Industry officials anticipate that the Securities and Exchange Commission will receive lots of feedback on the Custody Rule, which is among the list of 12 rules that the agency is currently seeking comment on as part of its retrospective review of rules.
The commission is required to review its rules every 10 years as part of the Regulatory Flexibility Act.
The SEC wants comments on whether the rules should be continued without change, or should be amended or rescinded.
“From an investment management industry perspective, there are certain areas that will receive attention, probably most notably the custody rule,” Clifford Kirsch, partner in Eversheds Sutherland’s New York office, told ThinkAdvisor on Wednesday.
Kirsch, who focuses his practice on investment management and regularly counsels clients on the regulations governing advisors and broker-dealers, said commenters will likely request that the custody rule “be scaled back in certain respects including the broad definition of what constitutes custody.”

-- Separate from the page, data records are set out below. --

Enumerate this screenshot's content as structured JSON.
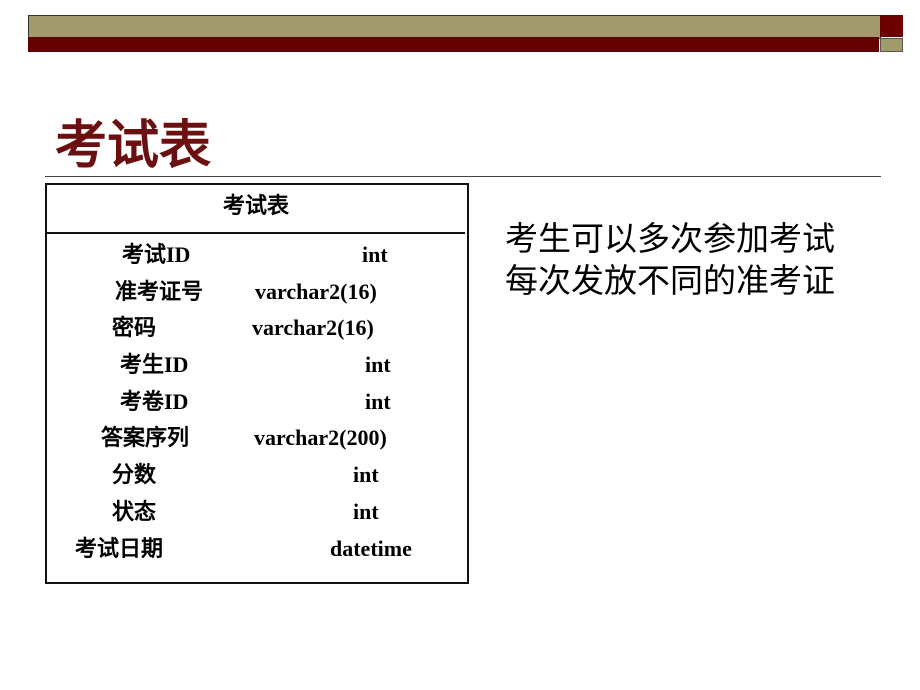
{
  "slide": {
    "title": "考试表",
    "table": {
      "header": "考试表",
      "rows": [
        {
          "field": "考试ID",
          "type": "int"
        },
        {
          "field": "准考证号",
          "type": "varchar2(16)"
        },
        {
          "field": "密码",
          "type": "varchar2(16)"
        },
        {
          "field": "考生ID",
          "type": "int"
        },
        {
          "field": "考卷ID",
          "type": "int"
        },
        {
          "field": "答案序列",
          "type": "varchar2(200)"
        },
        {
          "field": "分数",
          "type": "int"
        },
        {
          "field": "状态",
          "type": "int"
        },
        {
          "field": "考试日期",
          "type": "datetime"
        }
      ]
    },
    "notes": [
      "考生可以多次参加考试",
      "每次发放不同的准考证"
    ],
    "colors": {
      "title": "#6b0f10",
      "band_olive": "#a09a6c",
      "band_maroon": "#640000"
    }
  }
}
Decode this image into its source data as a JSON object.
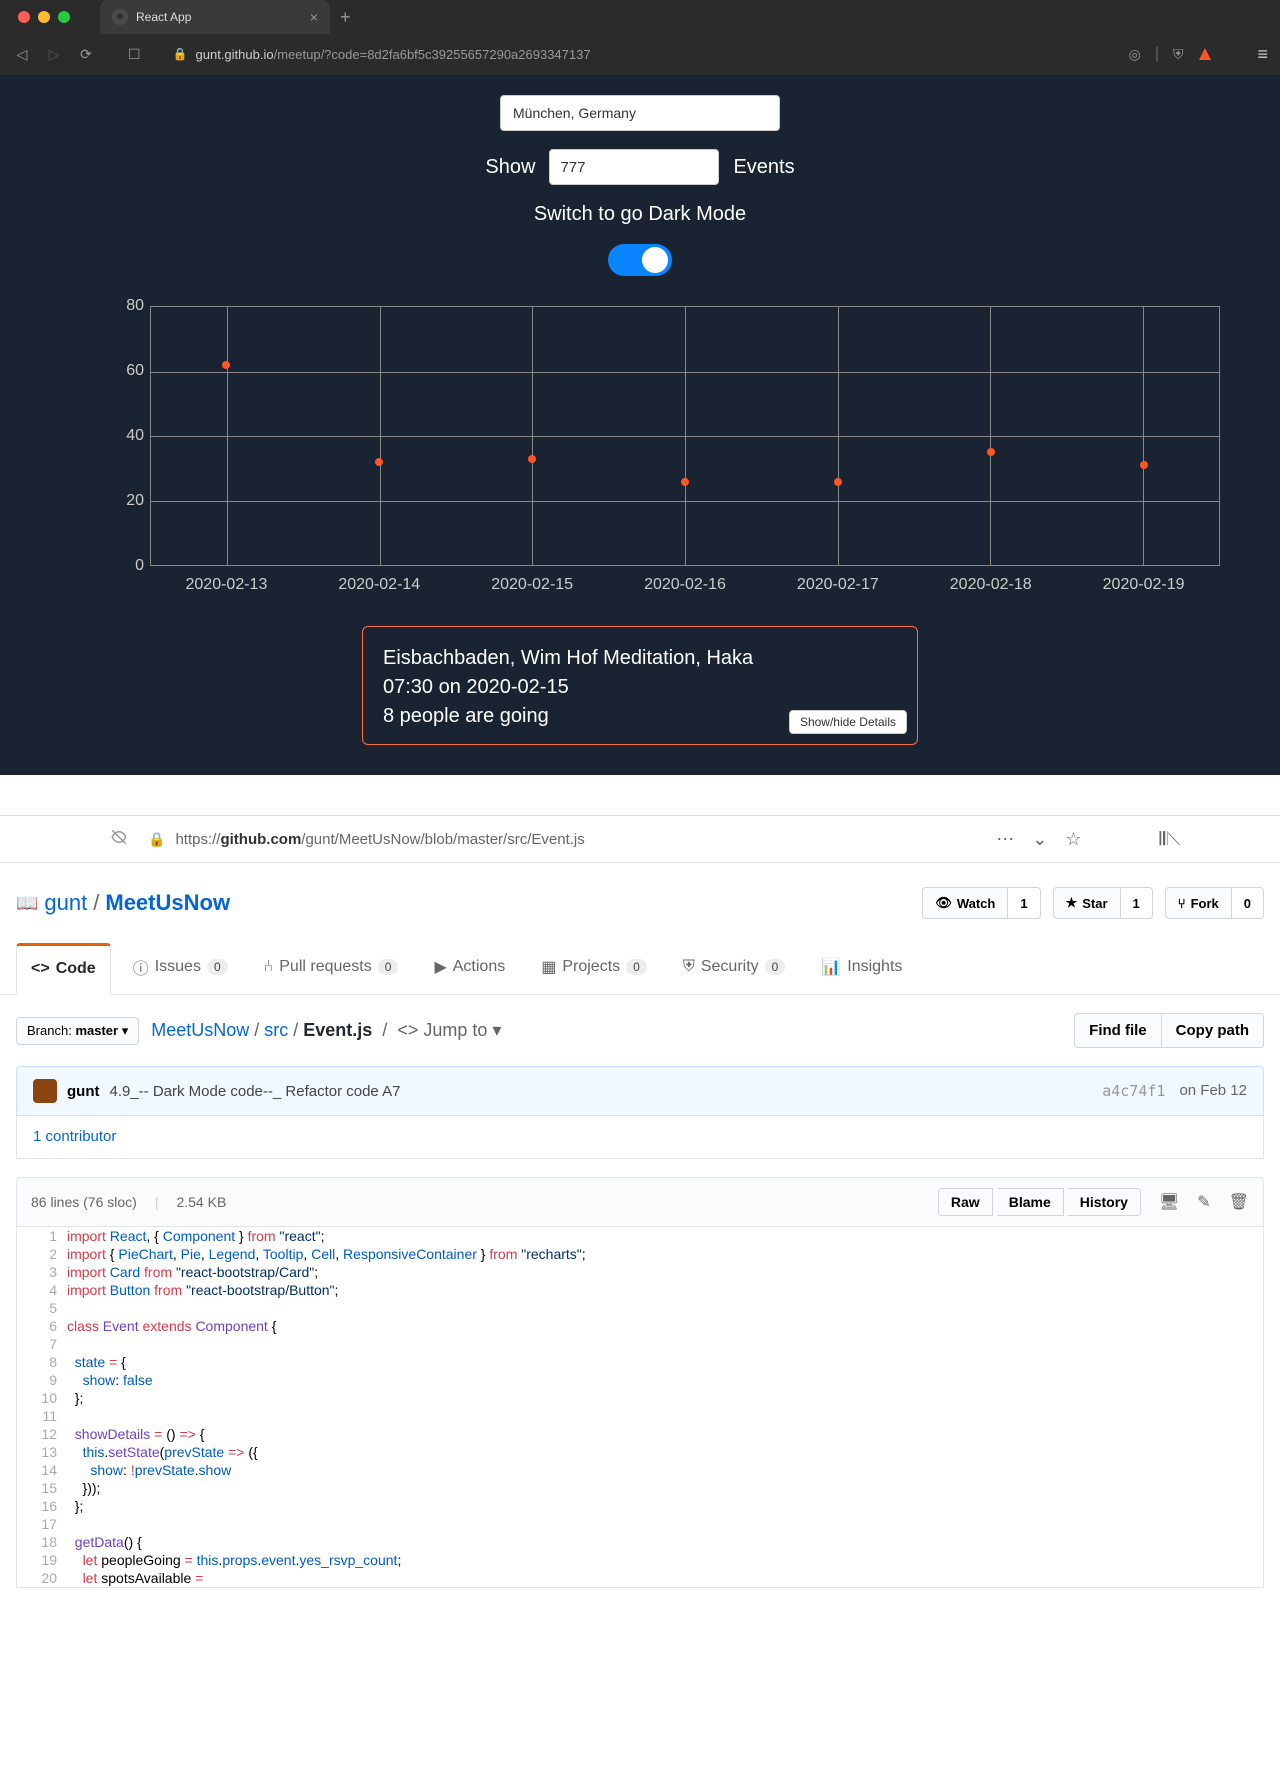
{
  "browser": {
    "tab_title": "React App",
    "url_display": {
      "domain": "gunt.github.io",
      "path": "/meetup/?code=8d2fa6bf5c39255657290a2693347137"
    }
  },
  "app": {
    "location_value": "München, Germany",
    "show_label_left": "Show",
    "show_value": "777",
    "show_label_right": "Events",
    "toggle_label": "Switch to go Dark Mode",
    "event": {
      "title": "Eisbachbaden, Wim Hof Meditation, Haka",
      "time": "07:30 on 2020-02-15",
      "people": "8 people are going",
      "details_btn": "Show/hide Details"
    }
  },
  "chart_data": {
    "type": "scatter",
    "title": "",
    "xlabel": "",
    "ylabel": "",
    "ylim": [
      0,
      80
    ],
    "y_ticks": [
      0,
      20,
      40,
      60,
      80
    ],
    "x_ticks": [
      "2020-02-13",
      "2020-02-14",
      "2020-02-15",
      "2020-02-16",
      "2020-02-17",
      "2020-02-18",
      "2020-02-19"
    ],
    "values": [
      62,
      32,
      33,
      26,
      26,
      35,
      31
    ]
  },
  "github": {
    "url": {
      "prefix": "https://",
      "domain": "github.com",
      "path": "/gunt/MeetUsNow/blob/master/src/Event.js"
    },
    "owner": "gunt",
    "repo": "MeetUsNow",
    "watch": {
      "label": "Watch",
      "count": "1"
    },
    "star": {
      "label": "Star",
      "count": "1"
    },
    "fork": {
      "label": "Fork",
      "count": "0"
    },
    "tabs": {
      "code": "Code",
      "issues": "Issues",
      "issues_count": "0",
      "prs": "Pull requests",
      "prs_count": "0",
      "actions": "Actions",
      "projects": "Projects",
      "projects_count": "0",
      "security": "Security",
      "security_count": "0",
      "insights": "Insights"
    },
    "branch_label": "Branch:",
    "branch": "master",
    "path": {
      "root": "MeetUsNow",
      "src": "src",
      "file": "Event.js",
      "jump": "Jump to"
    },
    "find_file": "Find file",
    "copy_path": "Copy path",
    "commit": {
      "author": "gunt",
      "msg": "4.9_-- Dark Mode code--_ Refactor code A7",
      "sha": "a4c74f1",
      "date": "on Feb 12"
    },
    "contributors": "1 contributor",
    "file_stats": {
      "lines": "86 lines (76 sloc)",
      "size": "2.54 KB"
    },
    "file_btns": {
      "raw": "Raw",
      "blame": "Blame",
      "history": "History"
    }
  }
}
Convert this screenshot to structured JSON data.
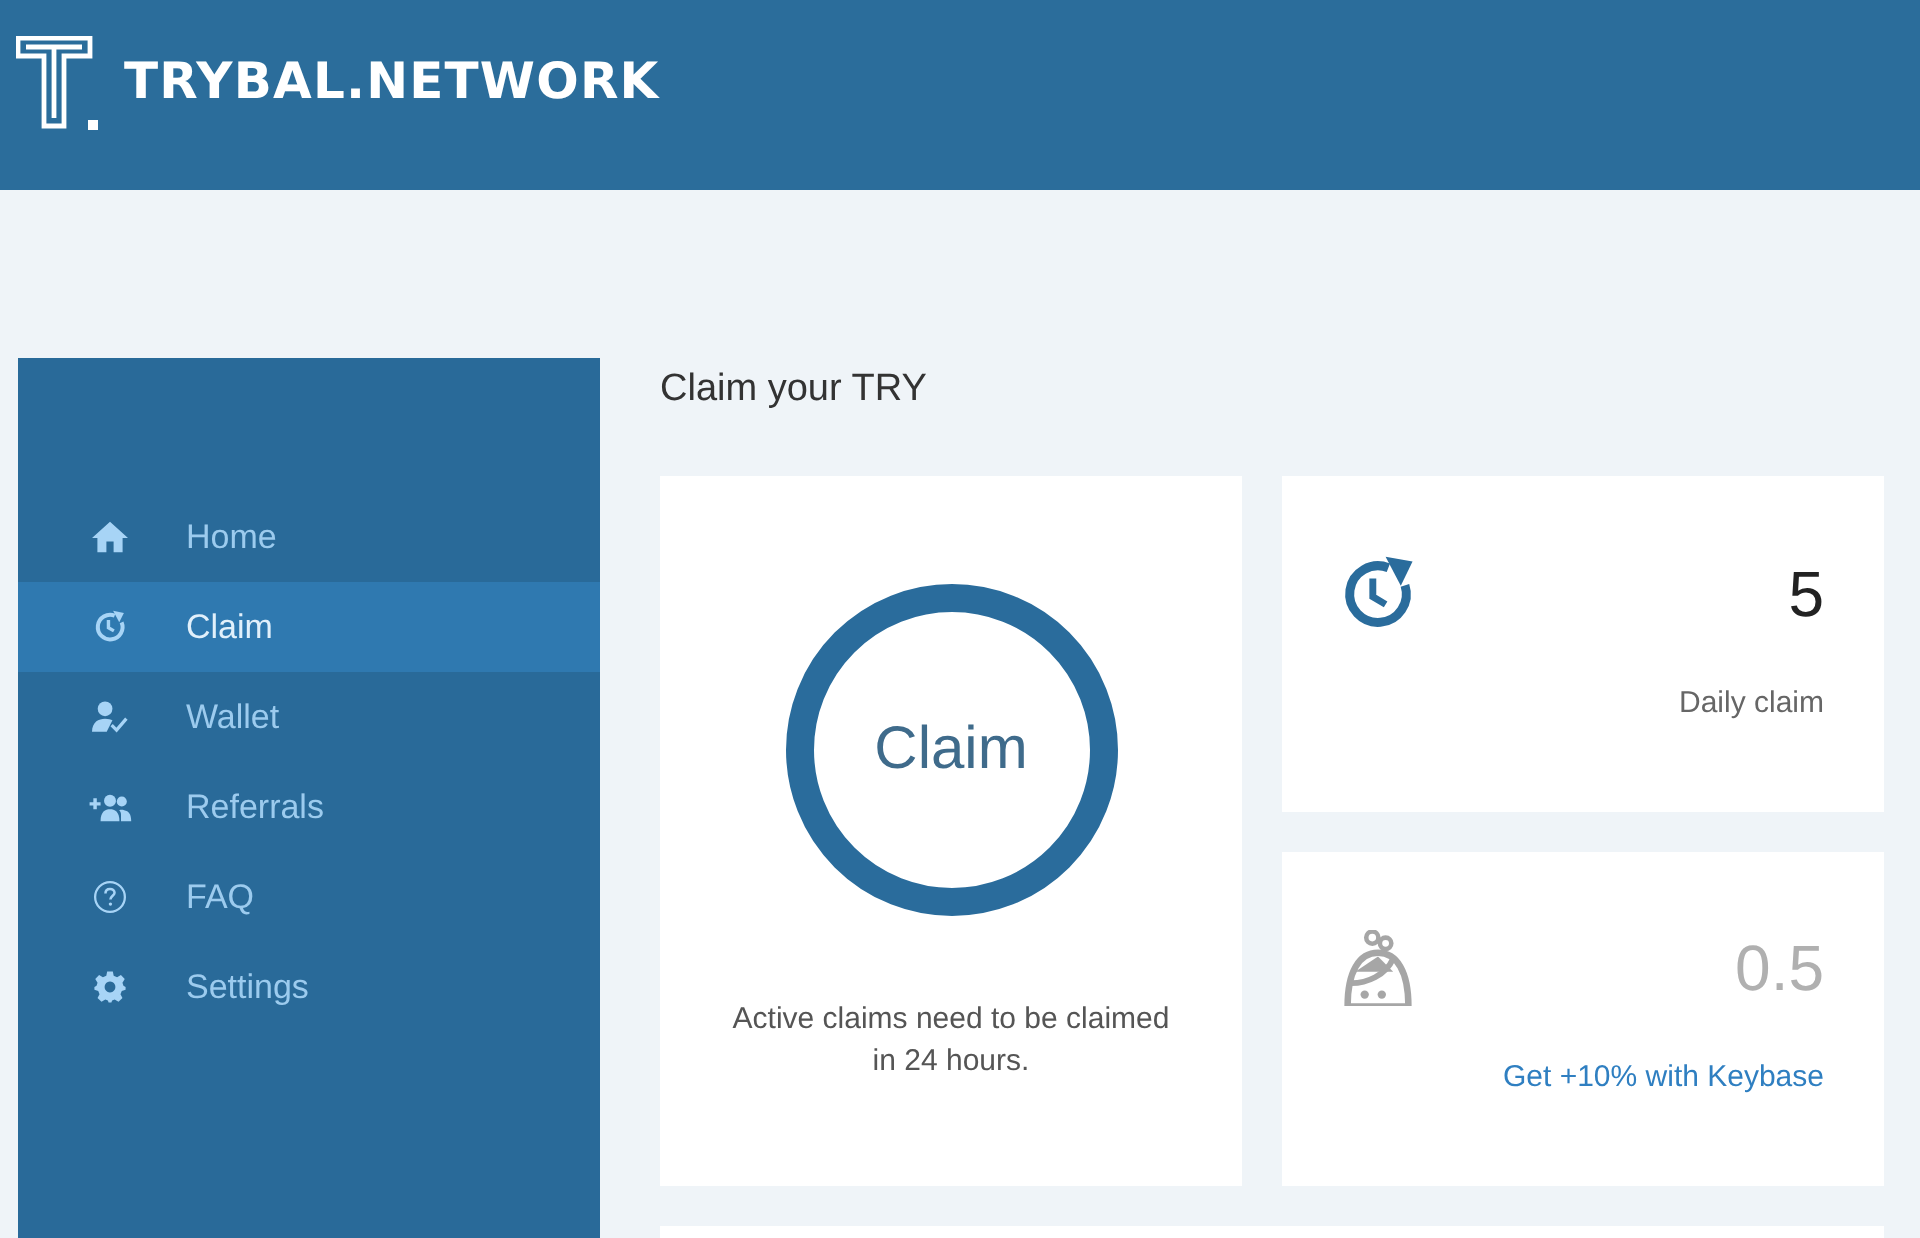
{
  "header": {
    "brand": "TRYBAL.NETWORK"
  },
  "sidebar": {
    "items": [
      {
        "kind": "home",
        "label": "Home",
        "selected": false
      },
      {
        "kind": "claim",
        "label": "Claim",
        "selected": true
      },
      {
        "kind": "wallet",
        "label": "Wallet",
        "selected": false
      },
      {
        "kind": "referrals",
        "label": "Referrals",
        "selected": false
      },
      {
        "kind": "faq",
        "label": "FAQ",
        "selected": false
      },
      {
        "kind": "settings",
        "label": "Settings",
        "selected": false
      }
    ]
  },
  "main": {
    "title": "Claim your TRY",
    "claim_card": {
      "button": "Claim",
      "note": "Active claims need to be claimed in 24 hours."
    },
    "stats": [
      {
        "kind": "daily",
        "value": "5",
        "label": "Daily claim"
      },
      {
        "kind": "bonus",
        "value": "0.5",
        "link": "Get +10% with Keybase"
      }
    ]
  }
}
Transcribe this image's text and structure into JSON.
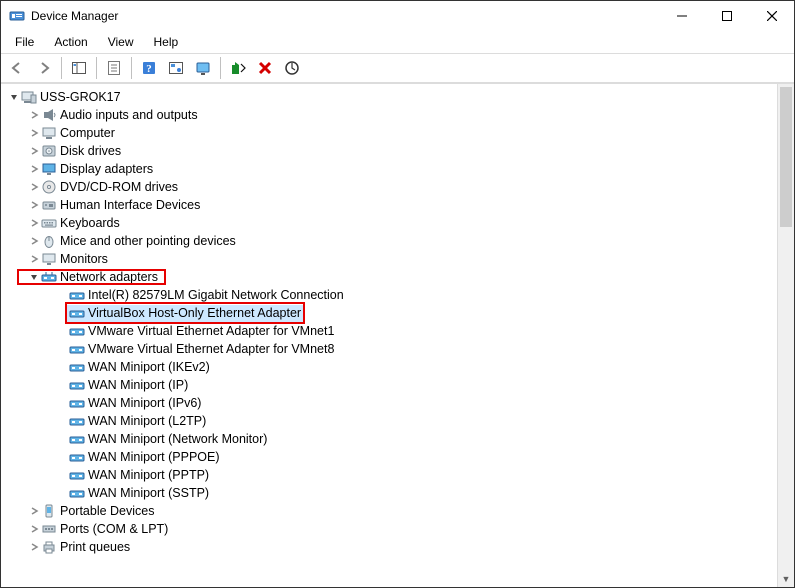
{
  "window": {
    "title": "Device Manager"
  },
  "menubar": {
    "items": [
      "File",
      "Action",
      "View",
      "Help"
    ]
  },
  "tree": {
    "root": "USS-GROK17",
    "categories": [
      {
        "label": "Audio inputs and outputs",
        "icon": "audio"
      },
      {
        "label": "Computer",
        "icon": "computer"
      },
      {
        "label": "Disk drives",
        "icon": "disk"
      },
      {
        "label": "Display adapters",
        "icon": "display"
      },
      {
        "label": "DVD/CD-ROM drives",
        "icon": "dvd"
      },
      {
        "label": "Human Interface Devices",
        "icon": "hid"
      },
      {
        "label": "Keyboards",
        "icon": "keyboard"
      },
      {
        "label": "Mice and other pointing devices",
        "icon": "mouse"
      },
      {
        "label": "Monitors",
        "icon": "monitor"
      }
    ],
    "network_category": "Network adapters",
    "network_adapters": [
      "Intel(R) 82579LM Gigabit Network Connection",
      "VirtualBox Host-Only Ethernet Adapter",
      "VMware Virtual Ethernet Adapter for VMnet1",
      "VMware Virtual Ethernet Adapter for VMnet8",
      "WAN Miniport (IKEv2)",
      "WAN Miniport (IP)",
      "WAN Miniport (IPv6)",
      "WAN Miniport (L2TP)",
      "WAN Miniport (Network Monitor)",
      "WAN Miniport (PPPOE)",
      "WAN Miniport (PPTP)",
      "WAN Miniport (SSTP)"
    ],
    "tail_categories": [
      {
        "label": "Portable Devices",
        "icon": "portable"
      },
      {
        "label": "Ports (COM & LPT)",
        "icon": "ports"
      },
      {
        "label": "Print queues",
        "icon": "print"
      }
    ],
    "selected_index": 1
  }
}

The custody rule, Kirsch said, “has become the most complicated of the Advisers Act rules. One of the main reasons is that the definition of what custody is goes beyond mere possession and covers access to customer funds. But to fully understand what constitutes access you have to parse through various SEC releases, no-action letters and staff FAQs.”
Indeed, the agency released yet another FAQ in June on the custody rule, with the agency’s Investment Management division seeking to clarify, among other issues, previous guidance on inadvertent custody.
Cipperman Compliance Services has noted that the SEC has issued “well over” 50 FAQs about the custody rule. “Perhaps the SEC will acknowledge that it needs to rewrite the rule” rather than continue to issue FAQs, Cipperman opined.
Bob Plaze, a former deputy director in the SEC’s Division of Investment Management who’s now a partner in Proskauer Rose’s Washington office, added in a comment to ThinkAdvisor Wednesday that while the custody rule is up for review, it is not currently on the SEC’s Regulatory Flexibility Act agenda of rules the agency plans to take action on in the next year.
Karen Barr, president and CEO of the Investment Adviser Association, adds that IAA would like the Commission “to amend the definition of ‘small entity’ in order to assess the impact of its regulations on a more realistic universe of smaller advisors, and especially bear in mind the impact of the custody rule on smaller advisors.”
The custody rule “has been a burdensome, complicated, and costly undertaking for advisors and we are pleased that the SEC is reviewing it in this context, as well as including it on its long term agenda for revision,” Barr said.
Funds of funds investments and mutual fund redemption fees, as well as indexed annuities and certain other insurance contracts, are also part of the SEC’s review.
The SEC states that it adopted a new rule that exempts insurance companies from filing reports under the Exchange Act with respect to indexed annuities and other securities that are registered under the Securities Act, provided that certain conditions are satisfied, including that the securities are regulated under state insurance law, the issuing insurance company and its financial condition are subject to supervision and examination by a state insurance regulator, and the securities are not publicly traded.